I remember my second or third birthday… I wanted a Carvel (ice cream shop) Hug-Me Bear cake. My mom went to the nearest Carvel’s, but they only had one defective, unsellable one left. She asked what was wrong with it, and the kid behind the counter said that it had been made with a much thicker layer of chocolate cookie crumbs than it was supposed to. She said she’d take it anyway.
So, my first memory is of the most amazingly delicious birthday accident ever.
I remember getting a new car, but I don’t know how young I was at the time.
I also recall naming my grandfather’s boat. I had to be four or so.
I can remember the layout of the first house we lived in; we moved away when I was five and I haven’t been back inside since. I also remember the time I put a screwdriver in the electrical outlet there and playing with the boy from across the street, who had a boxer (dog).
I also remember things from kindergarten when I was five. Most important, I remembered organizing naptimes. There were morning and afternoon groups and we all had blankets. I noticed that the piles of the afternoon kids (I was in the morning) made a great pillow. Another kid and I started to race over there so we’d have them. Finally, I proposed we alternate: I take them one day, he takes them the next. He agreed. As time went on, more kids joined. It got to the point where you’d get to use the “pillow” maybe twice a month.
Then I noticed that there always were a few blankets left over for the morning class – kids who were out sick. I started napping there.
The first I can actually date is when Alaska became a state in 1958. I was nearly six. I asked, “What was it before?”
Nope, not me. I avoid one-upmanship.
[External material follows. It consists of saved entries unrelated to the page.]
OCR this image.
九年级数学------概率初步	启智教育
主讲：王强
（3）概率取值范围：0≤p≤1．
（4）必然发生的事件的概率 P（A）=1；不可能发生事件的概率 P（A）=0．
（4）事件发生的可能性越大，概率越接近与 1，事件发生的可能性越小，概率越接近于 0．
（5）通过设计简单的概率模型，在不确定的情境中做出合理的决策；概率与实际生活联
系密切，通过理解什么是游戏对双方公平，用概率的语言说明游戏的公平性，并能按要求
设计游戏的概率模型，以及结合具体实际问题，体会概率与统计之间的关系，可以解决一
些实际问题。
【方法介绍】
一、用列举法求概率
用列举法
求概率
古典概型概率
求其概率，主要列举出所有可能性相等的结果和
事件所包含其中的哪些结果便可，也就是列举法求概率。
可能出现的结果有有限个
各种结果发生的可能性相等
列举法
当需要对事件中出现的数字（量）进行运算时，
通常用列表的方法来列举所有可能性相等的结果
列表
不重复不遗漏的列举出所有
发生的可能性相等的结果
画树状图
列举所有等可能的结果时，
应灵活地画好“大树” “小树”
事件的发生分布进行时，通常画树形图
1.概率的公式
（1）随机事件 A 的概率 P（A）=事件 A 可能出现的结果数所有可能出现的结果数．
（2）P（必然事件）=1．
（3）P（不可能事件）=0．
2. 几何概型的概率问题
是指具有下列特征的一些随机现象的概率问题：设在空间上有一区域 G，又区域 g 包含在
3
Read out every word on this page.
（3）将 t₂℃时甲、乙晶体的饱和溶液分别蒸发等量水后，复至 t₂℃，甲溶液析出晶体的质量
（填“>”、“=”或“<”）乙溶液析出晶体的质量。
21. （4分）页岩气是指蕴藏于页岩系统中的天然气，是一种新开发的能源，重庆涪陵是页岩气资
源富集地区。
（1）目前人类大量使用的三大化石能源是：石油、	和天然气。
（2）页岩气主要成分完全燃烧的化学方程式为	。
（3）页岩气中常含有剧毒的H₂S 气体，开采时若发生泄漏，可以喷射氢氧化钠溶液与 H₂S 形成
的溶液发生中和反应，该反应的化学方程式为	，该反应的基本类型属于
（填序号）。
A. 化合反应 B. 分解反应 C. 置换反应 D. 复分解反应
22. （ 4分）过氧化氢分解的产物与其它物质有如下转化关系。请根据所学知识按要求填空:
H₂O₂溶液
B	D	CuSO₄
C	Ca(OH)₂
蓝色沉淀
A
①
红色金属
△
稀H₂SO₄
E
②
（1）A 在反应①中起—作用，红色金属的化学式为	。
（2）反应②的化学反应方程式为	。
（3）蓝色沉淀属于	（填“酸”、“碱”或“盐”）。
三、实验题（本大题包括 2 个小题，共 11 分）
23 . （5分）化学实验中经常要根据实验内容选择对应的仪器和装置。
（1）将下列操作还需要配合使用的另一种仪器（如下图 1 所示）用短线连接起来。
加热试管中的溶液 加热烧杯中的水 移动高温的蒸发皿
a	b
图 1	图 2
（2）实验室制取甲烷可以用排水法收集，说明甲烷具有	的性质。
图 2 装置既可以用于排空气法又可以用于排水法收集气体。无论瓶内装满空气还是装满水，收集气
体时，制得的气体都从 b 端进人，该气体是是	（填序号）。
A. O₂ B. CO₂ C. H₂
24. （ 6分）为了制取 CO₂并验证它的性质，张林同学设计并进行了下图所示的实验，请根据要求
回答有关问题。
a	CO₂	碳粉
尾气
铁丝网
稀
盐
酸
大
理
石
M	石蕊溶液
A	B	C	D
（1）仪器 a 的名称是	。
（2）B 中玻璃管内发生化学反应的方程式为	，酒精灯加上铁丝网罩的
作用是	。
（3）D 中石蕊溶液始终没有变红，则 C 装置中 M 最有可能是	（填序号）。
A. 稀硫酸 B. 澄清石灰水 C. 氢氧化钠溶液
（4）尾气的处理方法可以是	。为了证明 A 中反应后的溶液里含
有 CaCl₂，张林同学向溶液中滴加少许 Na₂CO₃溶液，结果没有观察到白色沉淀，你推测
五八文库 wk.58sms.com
I was slow to start reading in fact and stay behind grade level until 6th grade when I found books I really loved.
I have two memories of Toronto, that took place some undefined time (but probably not long) before we moved to Vancouver, at which time I was three:
I remember playing with a Slinky™ on a carpeted staircase, and being frustrated to the point of crying that it wouldn’t walk down the stairs like it did on the commercials.
I also remember my father making an ice rink in our front yard, and believing that it was so cold that the water from the garden hose froze as soon as it hit the air. (I believed this for years, but with hindsight it’s obvious that there was just some ice in the hose that was pushed out.)
I remember being about 2 1/2 or 3 and making my parent sit on the couch while I stood on a chair and sang a song I made up about coloring. I also remember being woken up and wrapped in a blanket and rushed to my uncle’s apartment in the middle of the night when my younger brother died and that would have been around the same age but I’m not sure which memory was first.
I remembered another thing - at kindergarten, one child was chosen to wake the others after nap time. They did this by touching the sleeping child in the middle of the forehead. I was squicked out by that, and felt as though they left fingerprints on my head.